Fish is going bravely where no man has been before – well, certainly for a rather long time: American retail.
“Retailers have looked cheap for some time, but the fall in earnings was not factored into the price,” he says. “We have seen tons of bankruptcies in the US. It’s not about thriving, it’s about surviving.”
He points to the example of Circuit City. It is – or, more correctly, was – the second-largest electrical retailer in America. During the consumer boom it had 567 stores shifting millions of flat-panel televisions. But now it is no more – it filed for bankruptcy late last year.
Over the past few months the company dumped its $1.7 billion (£1.2 billion) inventory of electricals on to the market in a rapid winding-down process. What that did to margins at its biggest competitor, Best Buy, was pretty nasty. But if Best Buy survives, its margins will fatten when American consumers start spending again.
Fish reckons that a similar process is going on at Staples, an office superstore. “People are saying to me I must be mad. Who wants to buy an office supply company when everybody is trying to cut back on their spending? But its two other competitors are mismanaged and have tons of debt.”
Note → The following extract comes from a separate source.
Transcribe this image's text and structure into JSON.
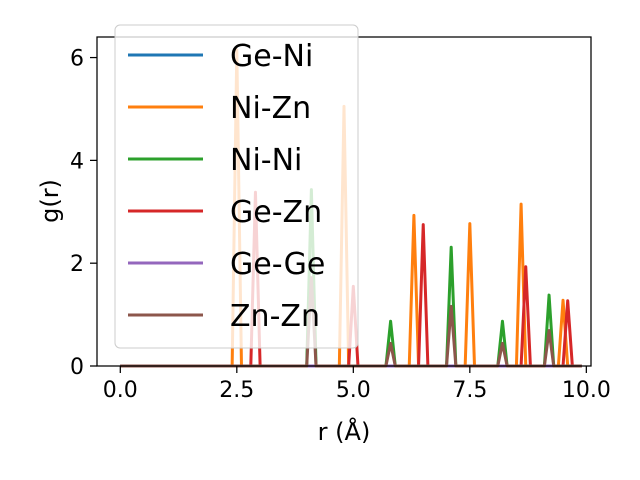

Staples’ shares collapsed in price from $26 in September last year to $13 in November. It was around that point that Fish started to buy, first in small amounts but he has been building since. Today Staples is trading at about $17.
What about the shops and malls? On a recent visit to Chicago courtesy of Neptune Investment Management, I couldn’t help but notice the almost spooky emptiness in huge outlets of Banana Republic and Abercrombie & Fitch (whose share price has collapsed from $80 to $15).
Yet Fish has started to buy Ralph Lauren, whose finely tailored share price was also ripped apart in the autumn, slumping from a high of $76 to below $32. Since then – although really just in the past few weeks – it has started to crawl back up, and is now trading at around $36.
Fish acknowledges that Ralph Lauren has debt on its balance sheet, but repayment does not become due until 2013, which gives the company a breathing space and may enable it to survive in better shape than its competitors.
But what about these green shoots in California? If it’s America that leads the way into global recession and it’s America that leads us out, it might be California that we have to watch for the first sight of a recovery.
“I agree that it is in the housing market that we have to see signs of life. And we may be starting to see that in California,” says Fish. “Home sales are up around 50% month on month. Around 70% of the sales are foreclosures, and the year-on-year price decline is around 45%. But we are clearing the inventory. It’s not getting any worse. We don’t need things to get better but to be less bad.”
He says now is the time to invest in equities relative to treasuries. “It is clear we are close to all-time lows across many different metrics, including economic activity, consumer confidence and housing, and given the view it is often darkest before dawn, we have started to add more risk to the portfolio. Any recovery in stockmarkets could be dramatic, even if timing is unclear, so the portfolio has been adjusted now to ensure we are in the right position when it happens.”
Fish is not just upping his weightings in consumer discretionary stocks, but also in financials. His favourite is Charles Schwab. “As there has been such massive dislocation on Wall Street, they have been gaining market share. They are picking up a lot of high net worth customers who used to be with the investment banks.”
Schwab fell from $26 to $11, partly because it has relied in the past on management fees from its giant money market funds. As interest rates have fallen, these funds are now yielding just 0.1%. Try charging a management fee on that. Schwab has, to its credit, waived the management charge but that has cost it about $180m in revenue. But Fish reckons Schwab customers will soon start migrating away from cash funds into more profitable equity funds.
Maybe British investors will start doing so too, especially once the attractions of corporate bond funds wane amid inflation fears. Dollar weakness would be a worry here on out for any British investor in America but for an early punt on recovery, the US is looking like the place to be.